Many of us, especially at an early age, and especially after the very media influences Tom talks of in his climactic break down (which, while oddly placed, was wonderfully acted), seem to believe that a relationship is a cure-all for our sadness and loneliness. I, myself, was a habitual dater, and really thought that I was nothing if not defined by my relationships.
The thing a lot of people that feel this way (younger me included) don’t realize is that a relationship is not a cure-all for sadness, loneliness, or depression. Getting into a relationship will not make it all better—in truth, it could potentially make things much much worse. We often seem to forget that relationships take a TON of work. The good ones are more than worth it, but as my priest reminded me this week, “Most genuine relationships involve emotions: tenderness, anger, annoyance, confusion, love, ecstasy, doubt…” Relationships are may be wonderful when they’re good, but they aren’t some magical tool to make you always happy.
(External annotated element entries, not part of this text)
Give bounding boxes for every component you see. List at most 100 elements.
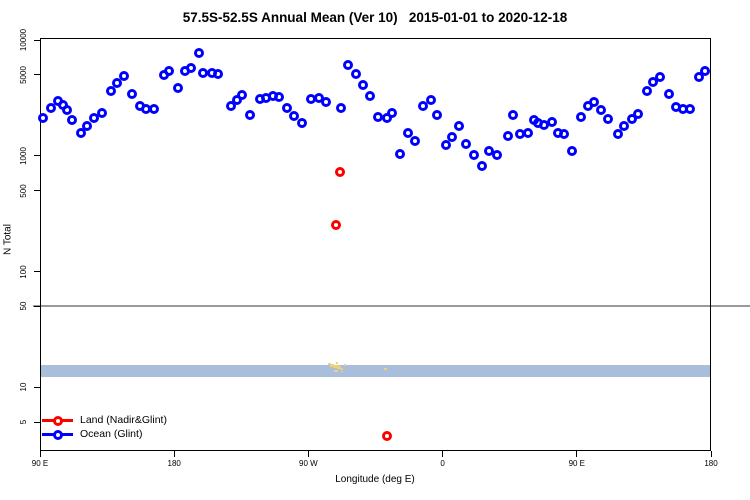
ocean-data-point (118, 70, 129, 81)
ocean-data-point (523, 127, 534, 138)
land-outline-mark (328, 363, 331, 365)
ocean-data-point (365, 91, 376, 102)
ocean-data-point (618, 120, 629, 131)
ocean-data-point (342, 60, 353, 71)
ocean-data-point (468, 150, 479, 161)
ocean-data-point (274, 91, 285, 102)
legend-label-land: Land (Nadir&Glint) (80, 414, 167, 426)
ocean-data-point (664, 88, 675, 99)
ocean-data-point (447, 131, 458, 142)
land-outline-mark (341, 371, 343, 372)
x-tick-label: 180 (704, 459, 718, 468)
ocean-data-point (81, 120, 92, 131)
ocean-data-point (37, 113, 48, 124)
ocean-data-point (477, 161, 488, 172)
ocean-data-point (395, 148, 406, 159)
ocean-data-point (225, 101, 236, 112)
legend-label-ocean: Ocean (Glint) (80, 428, 143, 440)
ocean-data-point (507, 110, 518, 121)
ocean-data-point (694, 72, 705, 83)
y-axis-tick (34, 155, 40, 157)
ocean-data-point (76, 127, 86, 138)
ocean-data-point (193, 47, 204, 58)
ocean-data-point (321, 96, 332, 107)
ocean-data-point (641, 85, 652, 96)
ocean-data-point (655, 72, 666, 83)
x-axis-tick (173, 451, 175, 457)
ocean-data-point (603, 113, 614, 124)
ocean-data-point (127, 88, 138, 99)
legend-land-marker-icon (42, 415, 73, 426)
ocean-data-point (559, 129, 570, 140)
chart-title: 57.5S-52.5S Annual Mean (Ver 10) 2015-01… (182, 10, 568, 25)
x-tick-label: 90 W (299, 459, 318, 468)
ocean-data-point (700, 66, 711, 77)
ocean-data-point (231, 95, 242, 106)
ocean-data-point (685, 104, 696, 115)
ocean-data-point (61, 104, 72, 115)
ocean-data-point (281, 102, 292, 113)
y-tick-label: 50 (19, 302, 28, 311)
y-tick-label: 10 (19, 382, 28, 392)
ocean-data-point (372, 111, 383, 122)
ocean-data-point (46, 102, 57, 113)
ocean-data-point (96, 108, 107, 119)
ocean-data-point (492, 150, 503, 161)
legend-item-ocean: Ocean (Glint) (42, 428, 142, 441)
ocean-data-point (425, 95, 436, 106)
ocean-data-point (185, 63, 196, 73)
ocean-data-point (460, 138, 471, 149)
x-tick-label: 180 (167, 459, 181, 468)
x-axis-tick (307, 451, 309, 457)
x-axis-title: Longitude (deg E) (335, 474, 415, 485)
ocean-data-point (410, 136, 420, 147)
y-axis-title: N Total (2, 224, 14, 255)
y-axis-tick (34, 421, 40, 423)
ocean-data-point (503, 130, 514, 141)
ocean-data-point (567, 146, 578, 156)
land-data-point (381, 431, 392, 442)
ocean-data-point (67, 114, 78, 125)
ocean-data-point (163, 66, 174, 77)
ocean-data-point (244, 110, 255, 121)
y-tick-label: 5 (19, 420, 28, 425)
legend-ocean-marker-icon (42, 429, 73, 440)
land-outline-mark (384, 368, 387, 370)
land-outline-mark (333, 365, 338, 368)
ocean-data-point (351, 69, 362, 80)
y-axis-tick (34, 74, 40, 76)
ocean-data-point (441, 139, 452, 150)
y-axis-tick (34, 39, 40, 41)
ocean-data-point (626, 113, 637, 124)
x-axis-tick (39, 451, 41, 457)
y-tick-label: 1000 (19, 146, 28, 165)
ocean-data-point (647, 77, 658, 88)
highlight-band (40, 365, 711, 377)
plot-border (40, 38, 711, 451)
legend-item-land: Land (Nadir&Glint) (42, 414, 167, 427)
ocean-data-point (198, 67, 209, 78)
x-tick-label: 90 E (568, 459, 586, 468)
land-outline-mark (330, 364, 334, 367)
land-outline-mark (336, 362, 338, 364)
x-tick-label: 0 (440, 459, 445, 468)
ocean-data-point (289, 110, 300, 121)
ocean-data-point (588, 96, 599, 107)
ocean-data-point (105, 85, 116, 96)
y-axis-tick (34, 386, 40, 388)
land-outline-mark (337, 366, 341, 369)
ocean-data-point (612, 129, 623, 140)
y-axis-tick (34, 305, 40, 307)
ocean-data-point (237, 89, 248, 100)
land-data-point (334, 167, 345, 178)
y-axis-tick (34, 271, 40, 273)
ocean-data-point (149, 104, 160, 115)
ocean-data-point (386, 108, 397, 119)
ocean-data-point (595, 104, 606, 115)
ocean-data-point (454, 120, 464, 131)
land-outline-mark (344, 364, 346, 366)
ocean-data-point (111, 77, 122, 88)
ocean-data-point (547, 116, 558, 127)
reference-line-50 (33, 305, 750, 308)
I firmly believe that you must trust yourself before you can trust another, that you MUST be able to accept yourself on some level before you can allow another to accept you.
I don’t think that you need to love yourself ALL the time, but I think that, without a basic sense that you are worthwhile and deserving of good things, it’s REALLY HARD (not impossible, but REALLY hard) to be in a functional stable relationship.
Which is why I found the ending so disappointing. Tom has been such a pushover throughout the film— he doesn’t fight summer to be in the type of relationship he wants, he doesn’t get mad at her the way he should at the end of the film— that I’m not convinced that he’s strong enough to fight for this in this new relationship that I’m given at the end of the film.
Summer’s reign end ONLY when Tom finds another woman. Only when Tom finds another suitor with which to define himself does he finally let go of Summer. Nothing about the film let’s me know that Tom’s beliefs have changed on relationships, that he’s ready to not be pushed around— in fact, the narration even SAYS that he has not yet given up on those ideas. And while I don’t necessarily disagree with fate, or with destiny, I also think that those beliefs combined with an unnwillingness to enforce your own expectations in a relationship (which Tom clearly displays whenever he lets Summer off the couple-hook) can lead to a very unbalanced one.
I was so hoping that that beautiful ending, where he walks into this building that, architectually, speaks to everything the character has said he loved, we would see Tom get the job and really come into his own ON HIS OWN. That it would be Day 1 of TOM. It would be Day 1 of TOM following his dreams, of TOM finally being his own person, of TOM reaping the benefits of his own hard work and dedication. Instead, the director turned it into this cheesy thing with some terrible name tie-in (c’mon, seriously??), once again, Tom is reigned in by a hot girl.
I find this skewing to be incredibly dangerous. It’s as though Tom’s whole mission, then, is to find The One. I don’t necessarily disagree with this idea of The One, it’s the fact that finding that person is more important than finding oneself. The two, I think are much more intertwined and dependent than we realize.
*phew* In other news, I have students a week from Monday. Totally. Terrifying.